Auch sei zu prüfen, wie ernsthaft und wichtig solche Termine seien, oder ob sie nur vorgeschoben würden, um in den Genuss des Dienstwagen-Privilegs zu kommen, sagte Grauduszus. Falls die Ministerin nicht den Nachweis führen könne, dass sie wichtige Termine in Spanien wahrzunehmen hatte, sei ein sofortiger Rücktritt unvermeidlich.

"Nicht lange rummachen"

Kritik gab es auch aus der Opposition. Der grüne Haushaltsexperte Alexander Bonde forderte Schmidt ebenfalls zur Aufklärung auf. "Warum braucht die Ministerin eine gepanzerte Limousine in Spanien? Wir hatten eher den Eindruck, dass ihre Fahrten zum Ärztetag sicherheitsrelevant sind", sagte er der "Saarbrücker Zeitung". Die Ministerin solle ihren Fehler eingestehen "und nicht lange rummachen". Schmidt müsse die Kosten dann aus eigener Tasche bezahlen.

Zuvor hatte bereits der FDP-Politiker Otto Fricke Aufklärung verlangt. Der Chef des Haushaltsausschusses im Bundestag zeigte sich in der "Bild am Sonntag" verwundert darüber, dass Schmidt mit ihrem Dienstwagen im Ausland unterwegs war. "Ich möchte wissen, für welche Termine Frau Schmidt Dienstwagen und Fahrer in Alicante benötigt hat und warum es nicht möglich war, dass ihr die Botschaft Transportmöglichkeiten zur Verfügung gestellt hat. Dazu muss Frau Schmidt Auskunft im Ausschuss geben."

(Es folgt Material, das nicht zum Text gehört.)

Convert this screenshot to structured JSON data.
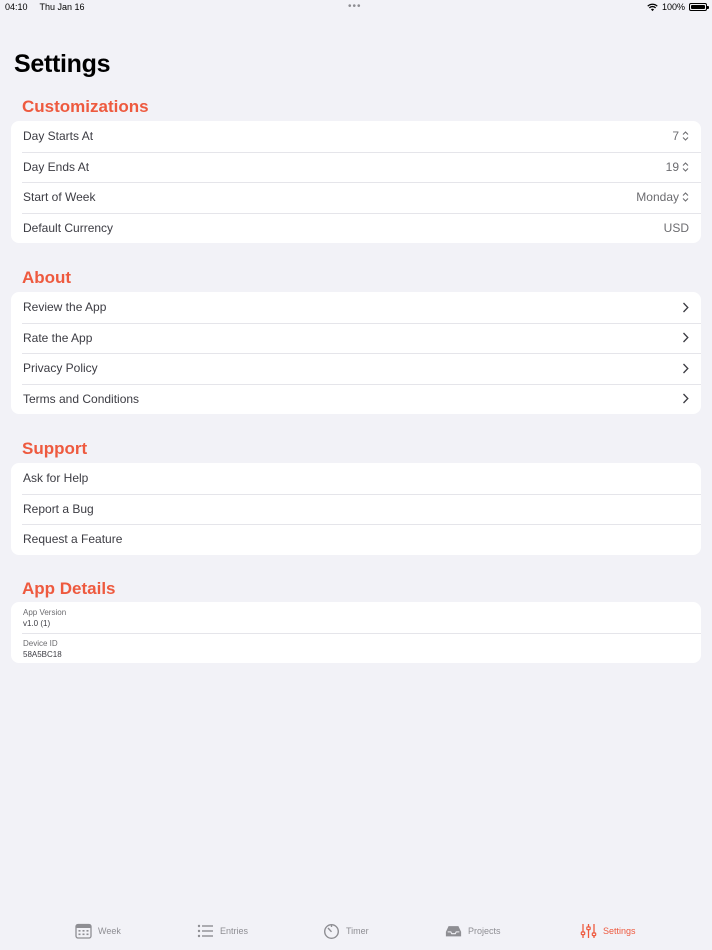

Der Bund der Steuerzahler kündigte einen Brief an die Ministerin an: "Wir verlangen Aufklärung, warum ihr Dienstwagen knapp 5000 Kilometer durch Europa gebracht werden muss. Nur für den Fahrtkomfort einer Ministerin dürfen keine Steuergelder verschwendet werden", sagte Verbandsgeschäftsführer Reiner Holznagel der "Bild am Sonntag". Verbandpräsident Karl-Heinz Däke hält den Fall für einen Skandal. "Eine unglaubliche Sache! Es wäre sicherlich kostengünstiger gewesen, ein Taxi, einen örtlichen Fahrdienst oder einen Wagen der deutschen Botschaft zu nutzen, als den Dienstwagen samt Chauffeur nach Spanien zu bestellen", sagte er der "BZ am Sonntag".

In einer Erklärung des Bundesgesundheitsministeriums hieß es am Sonntag, der Ministerin stehe wie allen Mitgliedern des Bundeskabinetts ein personengebundener Dienstwagen für dienstliche und private Nutzung mit Fahrer ständig zur Verfügung. Auch im diesjährigen Spanienurlaub habe sie den Dienstwagen mehrfach dienstlich und privat genutzt. "Bei privaten Fahrten wird das selbstverständlich gemäß den Bestimmungen auch privat abgerechnet."

Eine Sprecherin des Ministeriums hatte bereits am Samstag ein Beispiel für einen dienstlichen Termin genannt. So stehe am Montag eine Rede der Ministerin in der deutschen Botschaft vor in Spanien lebenden Deutschen auf dem Programm. Die Sprecherin beteuerte: "Für private Termine am Urlaubsort nutzt sie einen Mietwagen."

Schmidt wird sich der Sprecherin zufolge noch bis August in Spanien aufhalten. Sie macht regelmäßig in der Nähe von Alicante Urlaub und erholt sich dort eigenen Angaben zufolge bei ausgedehnten Landschaftsspaziergängen.